Through the show, Warner says he wants to convey the message that everyone’s individual story is fundamental to the fabric of the world. “The story of a city or a country only exists in co-existence with every other story,” he says.

Creating the show virtually provided his team with new possibilities to engage with viewers, he says. “The dance is at the heart of our storytelling.”

Warner says the Covid-19 pandemic was ‘a very significant blow’ to his team because it prevented them from travelling to Hong Kong to present the show.

In bringing the virtual experience to Hong Kong, Warner’s team collaborated with Jeffrey Shaw, an expert in digital media technologies and chair professor of School of Creative Media at the City University of Hong Kong.

Shaw, originally from Melbourne, has decades of experience applying motion capture technology in the arts. In 2003, he was awarded the prestigious Australian Research Council Federation Fellowship for his pioneering research into artistic expressions.

Our contribution is to create a platform here in Hong Kong where local dancers could come together under the direction of the UK team [and] work with our motion-capture infrastructure
Jeffrey Shaw, expert in digital media technologies

Warner says virtual technology helps the audience understand from a first-person perspective why Khan found himself in an existential crisis.

However, the performance will not replace the original show, since it will be shorter in length and is designed to present only the core theme of the story, he says.

Warner says the production aims to put the audience inside Kublai Khan’s head as he faces an existential crisis.
Jeffrey Shaw, an expert in digital media technologies, says motion capture allowed Hong Kong dancers to work with the British production team as they created the show remotely.
Warner says while directing the show via video conferencing was a new experience, the shoot ended up running efficiently.
Shaw says the challenges posed by the Covid-19 pandemic have led media makers to explore new possibilities in creative production.

The performance is carried out by Hong Kong dancers Alice Ma and Joseph Lee.

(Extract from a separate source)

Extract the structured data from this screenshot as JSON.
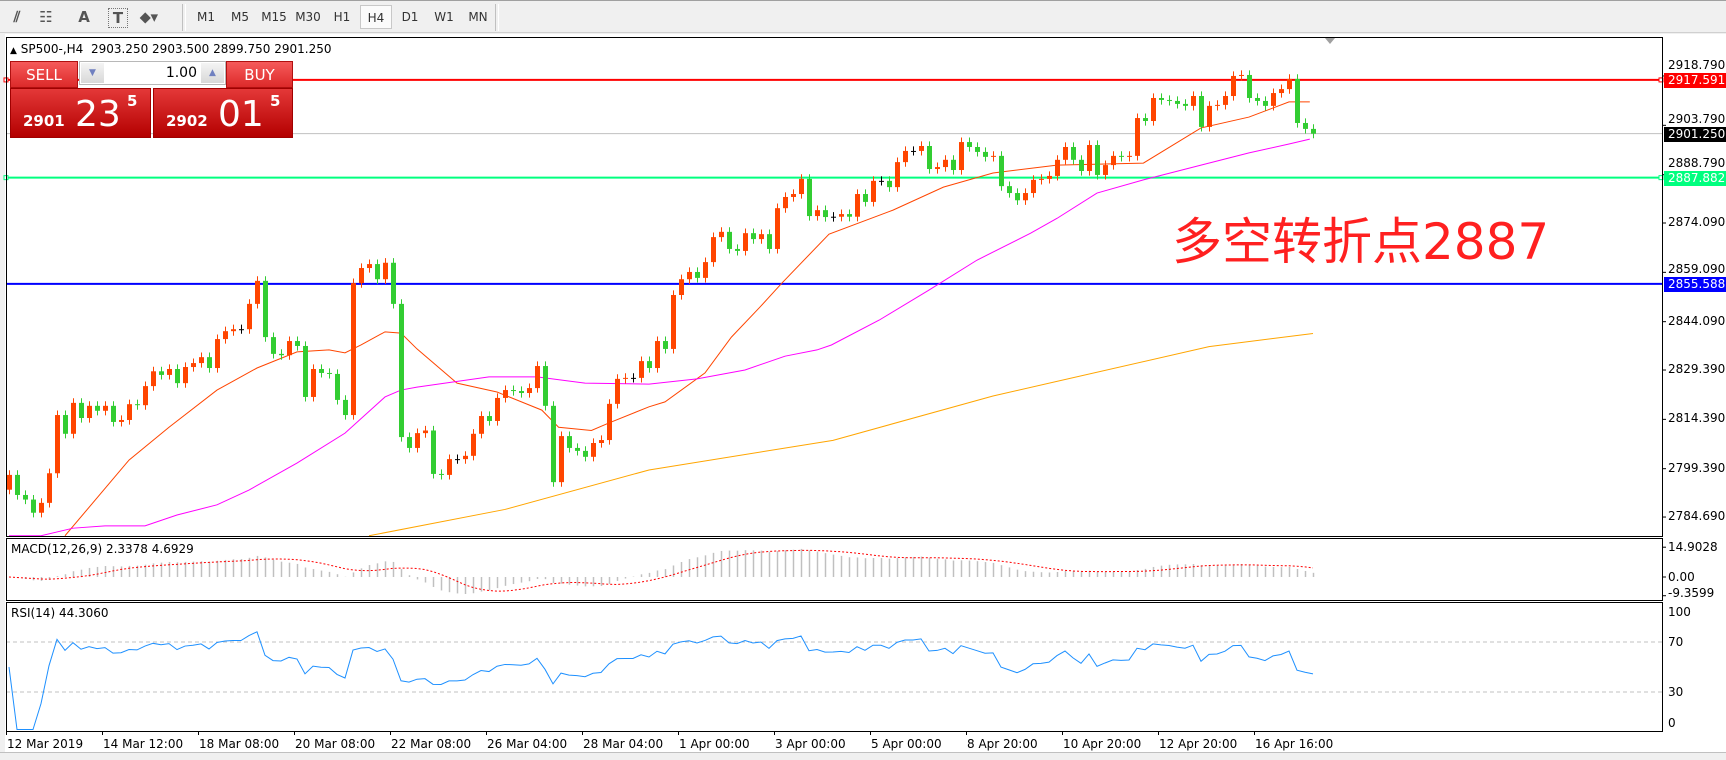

This is an international collaboration – with both of them working with the London-based creative team remotely to curate the performance.

Ma, who appeared in the American Dance Festival in 2007 and has collaborated with various local arts groups, says it has been challenging because they had to register the dance moves accurately over a video call.

Lee, who has performed extensively abroad, including in France, Japan and Singapore, believes VR has opened up new storytelling opportunities. "It's super three-dimensional," he says, which is different from conventional stage performances.

Hong Kong dancers Alice Ma and Joseph Lee say it was challenging to perform in the VR show because they had to learn their dance moves via video call.

Shaw says motion capture – a technology that documents the dancers’ movements in a computer program – has played a central role in creating the VR experience.

To record the moves, dancers must wear a black costume with small markers placed over their bodies. The cameras, with the help of motion-capture software, then track the movement of the markers. Once the moves are saved digitally, Shaw’s team can assign them to virtual characters that the audience will see in the actual VR show.

This is a big challenge for us, getting back to a more conventional aesthetic in terms of dance ... it's all about different kinds of dynamics, going up and down
Joseph Lee, dancer

Shaw says the technology has been widely used in the animation industry because it enables choreographers to create different artistic expressions vividly.

Technology has given artists the opportunity to create new, immersive experiences that can connect with audiences on a global scale.

The show was released on October 31 as part of New Vision Arts Festival’s streamlined transitional online platform, ReNew Vision, which showcases five specially commissioned online works, encompassing dance, theatre and music and on-site and virtual elements.